Cade, a dishonorably discharged British soldier with “special” skills, is a patriot who kills not for money but for his country. Emotionally scarred by an unjust jail sentence and by the brutal murder of his daughter, he is easily convinced of the righteousness of his acts; the four highly placed GCHQ employees whom he is assigned to kill have been selling sensitive information to the Soviets for years. Unknown to Cade, however, this is only the first layer of treachery. American intelligence officers are using one of the GCHQ moles for their own purposes, handing authentic British secrets along with American disinformation to the Soviets, believing that the truths give credence to the lies.
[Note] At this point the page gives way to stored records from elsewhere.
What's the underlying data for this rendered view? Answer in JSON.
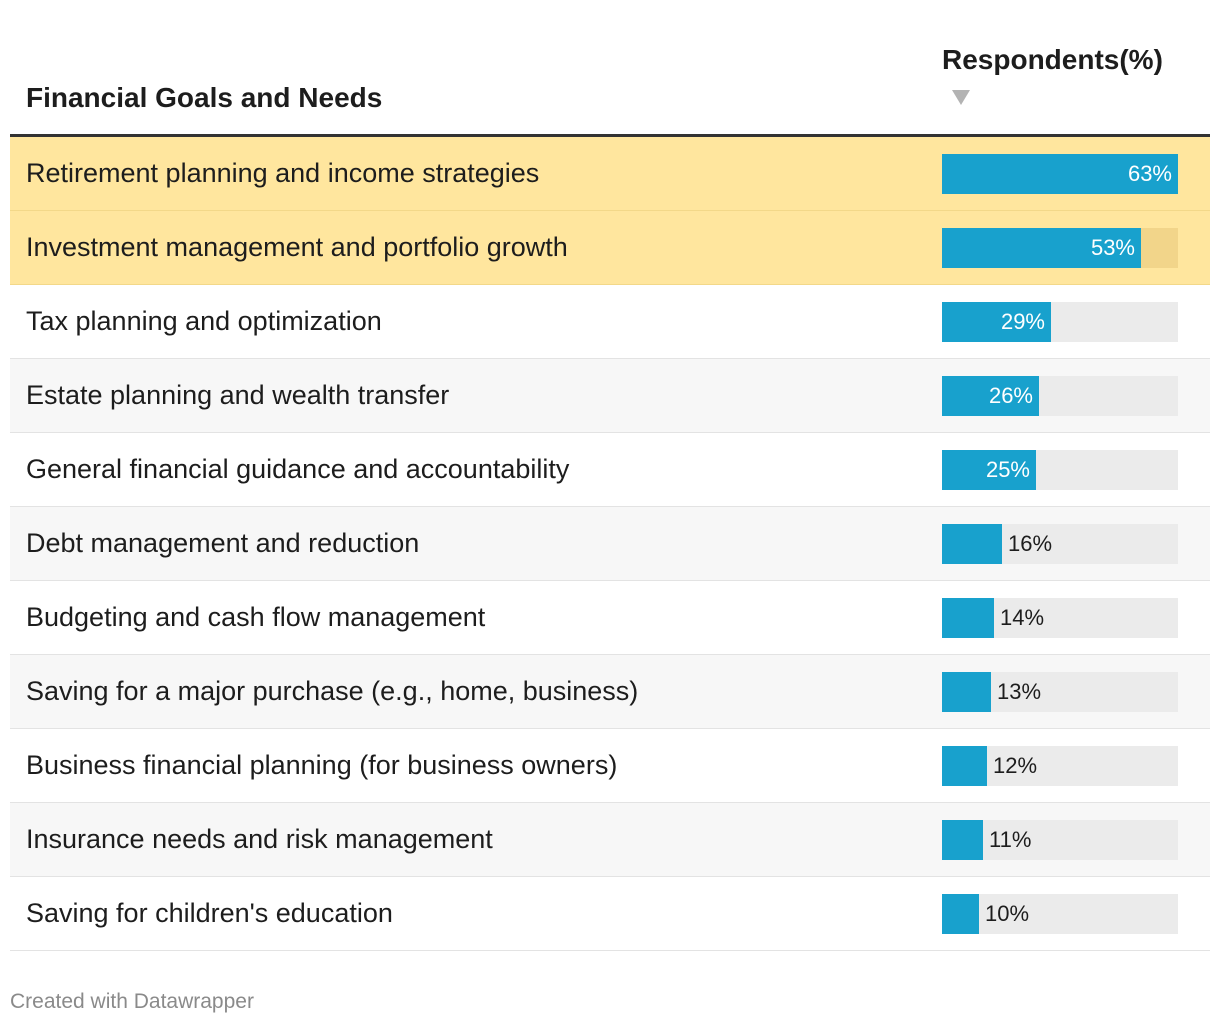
{
  "header": {
    "goal_col": "Financial Goals and Needs",
    "value_col": "Respondents(%)"
  },
  "chart_data": {
    "type": "table",
    "title": "",
    "columns": [
      "Financial Goals and Needs",
      "Respondents(%)"
    ],
    "max_value": 63,
    "categories": [
      "Retirement planning and income strategies",
      "Investment management and portfolio growth",
      "Tax planning and optimization",
      "Estate planning and wealth transfer",
      "General financial guidance and accountability",
      "Debt management and reduction",
      "Budgeting and cash flow management",
      "Saving for a major purchase (e.g., home, business)",
      "Business financial planning (for business owners)",
      "Insurance needs and risk management",
      "Saving for children's education"
    ],
    "values": [
      63,
      53,
      29,
      26,
      25,
      16,
      14,
      13,
      12,
      11,
      10
    ],
    "highlighted": [
      true,
      true,
      false,
      false,
      false,
      false,
      false,
      false,
      false,
      false,
      false
    ]
  },
  "colors": {
    "bar": "#18a1cd",
    "track": "#ebebeb",
    "highlight": "#ffe69e"
  },
  "footer": {
    "credit": "Created with Datawrapper"
  }
}
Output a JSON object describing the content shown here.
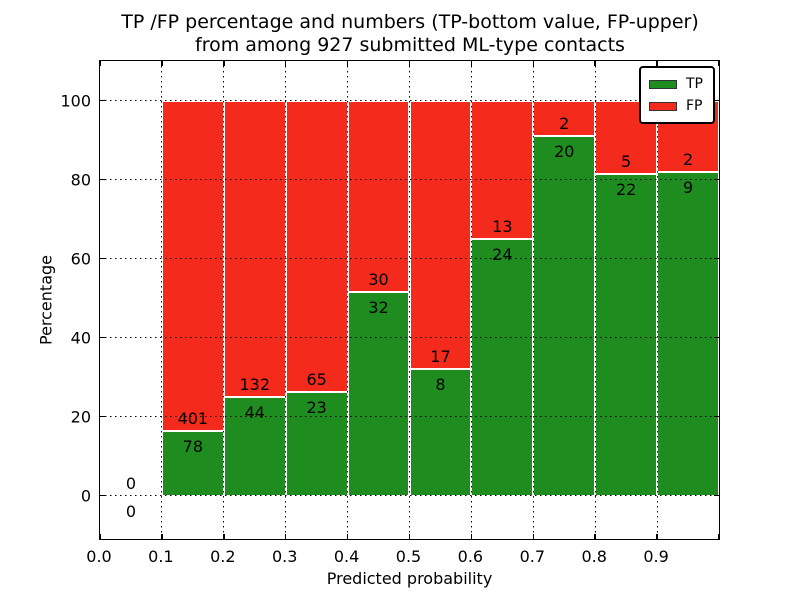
{
  "figure": {
    "title_lines": [
      "TP /FP percentage and numbers (TP-bottom value, FP-upper)",
      "from among 927 submitted ML-type contacts"
    ]
  },
  "chart_data": {
    "type": "bar",
    "stacked": true,
    "normalized": "each bar totals 100%",
    "title": "TP /FP percentage and numbers (TP-bottom value, FP-upper) from among 927 submitted ML-type contacts",
    "xlabel": "Predicted probability",
    "ylabel": "Percentage",
    "xlim": [
      0.0,
      1.0
    ],
    "ylim": [
      -11,
      110
    ],
    "x_tick_labels": [
      "0.0",
      "0.1",
      "0.2",
      "0.3",
      "0.4",
      "0.5",
      "0.6",
      "0.7",
      "0.8",
      "0.9"
    ],
    "y_tick_values": [
      0,
      20,
      40,
      60,
      80,
      100
    ],
    "x_grid_values": [
      0.1,
      0.2,
      0.3,
      0.4,
      0.5,
      0.6,
      0.7,
      0.8,
      0.9
    ],
    "x_tick_mark_values": [
      0.0,
      0.1,
      0.2,
      0.3,
      0.4,
      0.5,
      0.6,
      0.7,
      0.8,
      0.9,
      1.0
    ],
    "grid": "dotted black, drawn above bars",
    "legend_position": "upper right",
    "series": [
      {
        "name": "TP",
        "color": "#1f8c1f",
        "position": "bottom"
      },
      {
        "name": "FP",
        "color": "#f42a1c",
        "position": "top"
      }
    ],
    "bar_edge_color": "#ffffff",
    "total_contacts": 927,
    "bins": [
      {
        "x_start": 0.0,
        "x_end": 0.1,
        "tp": 0,
        "fp": 0,
        "tp_percent": 0
      },
      {
        "x_start": 0.1,
        "x_end": 0.2,
        "tp": 78,
        "fp": 401,
        "tp_percent": 16.3
      },
      {
        "x_start": 0.2,
        "x_end": 0.3,
        "tp": 44,
        "fp": 132,
        "tp_percent": 25.0
      },
      {
        "x_start": 0.3,
        "x_end": 0.4,
        "tp": 23,
        "fp": 65,
        "tp_percent": 26.1
      },
      {
        "x_start": 0.4,
        "x_end": 0.5,
        "tp": 32,
        "fp": 30,
        "tp_percent": 51.6
      },
      {
        "x_start": 0.5,
        "x_end": 0.6,
        "tp": 8,
        "fp": 17,
        "tp_percent": 32.0
      },
      {
        "x_start": 0.6,
        "x_end": 0.7,
        "tp": 24,
        "fp": 13,
        "tp_percent": 64.9
      },
      {
        "x_start": 0.7,
        "x_end": 0.8,
        "tp": 20,
        "fp": 2,
        "tp_percent": 90.9
      },
      {
        "x_start": 0.8,
        "x_end": 0.9,
        "tp": 22,
        "fp": 5,
        "tp_percent": 81.5
      },
      {
        "x_start": 0.9,
        "x_end": 1.0,
        "tp": 9,
        "fp": 2,
        "tp_percent": 81.8
      }
    ]
  }
}
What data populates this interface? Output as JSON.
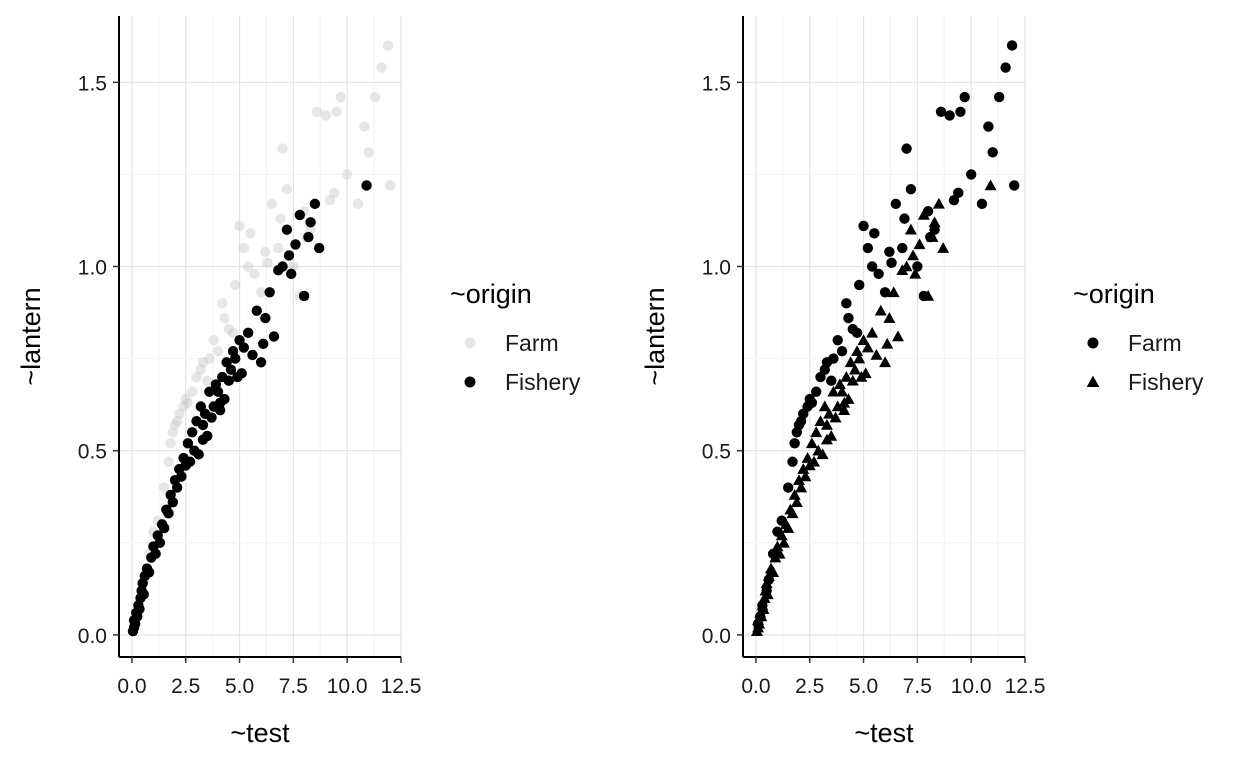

The mole, a double agent code-named ORACLE, is scheduled to be Cade’s fourth kill. The Americans want ORACLE alive; the British have other ideas. As the clandestine wars get dirtier, everyone wants Cade dead.

Unwilling at first to kill ORACLE, Cade is promised, in return for the murder, the names of the two Irish National Liberation Army soldiers who kidnapped, tortured, raped, and murdered his six-year-old daughter in retaliation for his killing of four of their chums. So Cade finds his target, but guarding ORACLE is a remarkable soldier with special skills of his own. Their meeting is a catalyst for violence, and the result is not quite what either of the two intelligence establishments had planned.

Wright uses authentic settings, intelligence agency intricacies, and police procedures to advance his plot, lending a note of solid realism. His true strength, however, is characterization. Cade, a far cry from the stereotypical hit man, is believable from beginning to end. Even the secondary characters have depth, and the plot is good enough to keep the pages turning fast. Wright, who is British, has written three previous novels; this is his second to be published in the United States.